La commedia finisce quando finisce la recitazione della storia di Colombo. L’attore, sul palcoscenico, che è anche il palco del patibolo, aspetta che arrivi la grazia dal sovrano e dal sommo inquisitore. Ma la grazia non arriva. Unica consolazione: egli non verrà bruciato, ma decapitato.

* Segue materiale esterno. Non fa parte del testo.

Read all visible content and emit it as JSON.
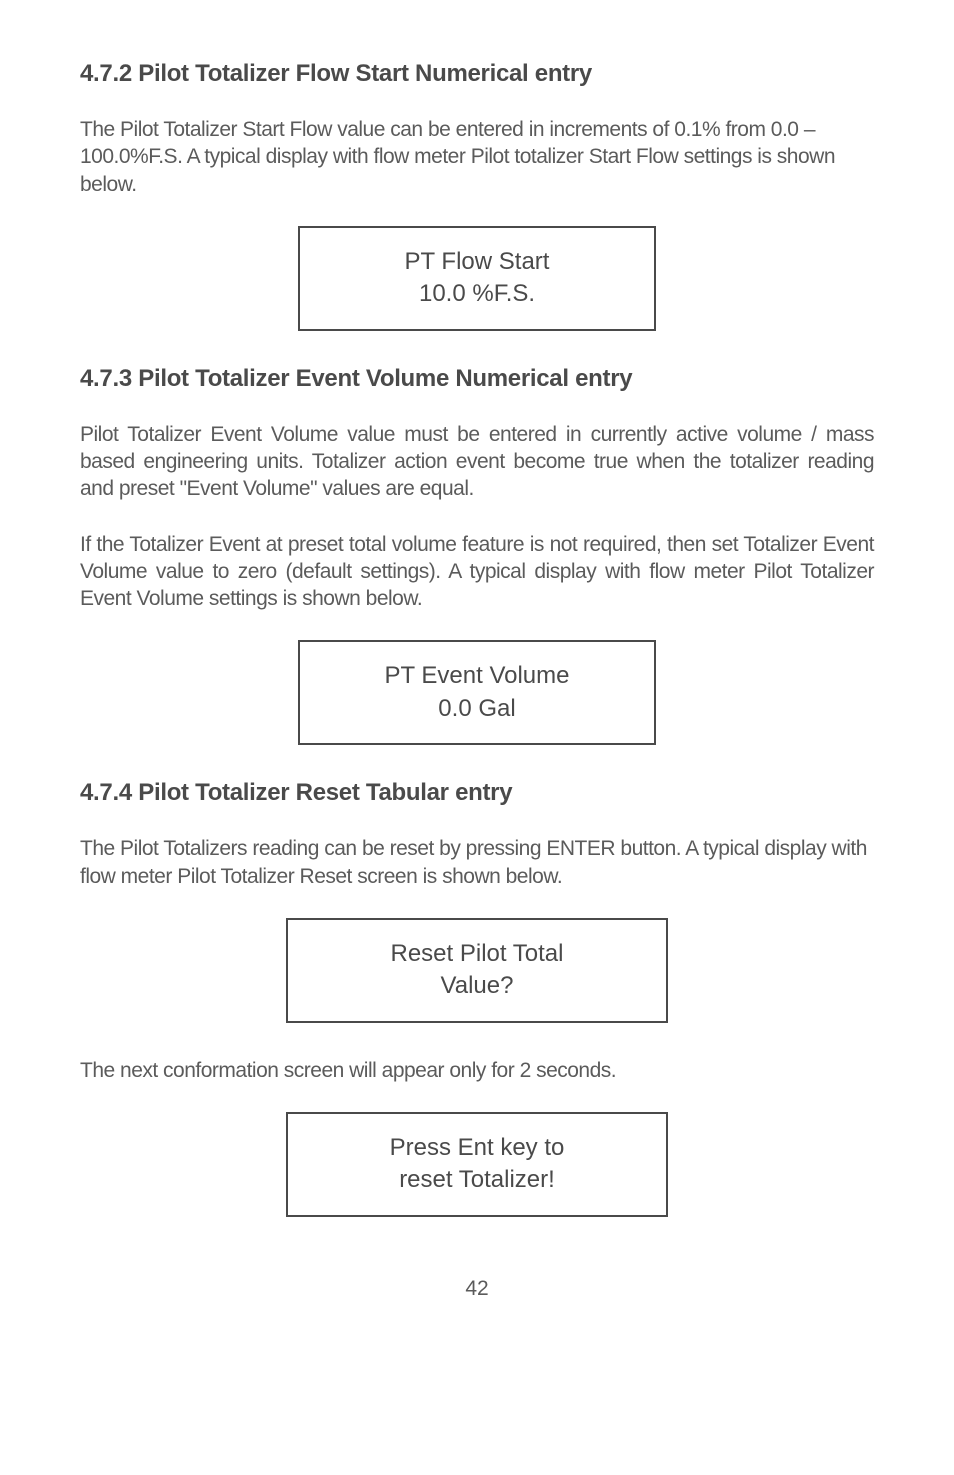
{
  "sections": {
    "s472": {
      "heading": "4.7.2 Pilot Totalizer Flow Start Numerical entry",
      "paragraph1": "The Pilot Totalizer Start Flow value can be entered in increments of 0.1% from 0.0 – 100.0%F.S. A typical display with flow meter Pilot totalizer Start Flow settings is shown below.",
      "display": {
        "line1": "PT Flow Start",
        "line2": "10.0 %F.S."
      }
    },
    "s473": {
      "heading": "4.7.3 Pilot Totalizer Event Volume Numerical entry",
      "paragraph1": "Pilot Totalizer Event Volume value must be entered in currently active volume / mass based engineering units. Totalizer action event become true when the totalizer reading and preset \"Event Volume\" values are equal.",
      "paragraph2": "If the Totalizer Event at preset total volume feature is not required, then set Totalizer Event Volume value to zero (default settings). A typical display with flow meter Pilot Totalizer Event Volume settings is shown below.",
      "display": {
        "line1": "PT Event Volume",
        "line2": "0.0 Gal"
      }
    },
    "s474": {
      "heading": "4.7.4 Pilot Totalizer Reset Tabular entry",
      "paragraph1": "The Pilot Totalizers reading can be reset by pressing ENTER button. A typical display with flow meter Pilot Totalizer Reset screen is shown below.",
      "display1": {
        "line1": "Reset Pilot Total",
        "line2": "Value?"
      },
      "paragraph2": "The next conformation screen will appear only for 2 seconds.",
      "display2": {
        "line1": "Press Ent key to",
        "line2": "reset Totalizer!"
      }
    }
  },
  "page_number": "42"
}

Fo e la Rame recitano alla loro altezza, circondati da personaggi che fanno sempre più risaltare le loro figure. La figura di Colombo, ci dice Dario Fo nell’introduzione, è qui riportata a un livello umano, con tutti i pregi (la testardaggine, la volontà etc.) e i difetti (l’imbroglio, la menzogna, l’avidità) che sono propri di tutti gli uomini, anche di quelli che hanno compiuto le imprese più memorabili. Per questo suo ridimensionamento, ci dice sorridendo Dario Fo, è stata sfidato a duello da uno degli spettatori della prima rappresentazione, in difesa di un onore che a lui sembrava calpestato.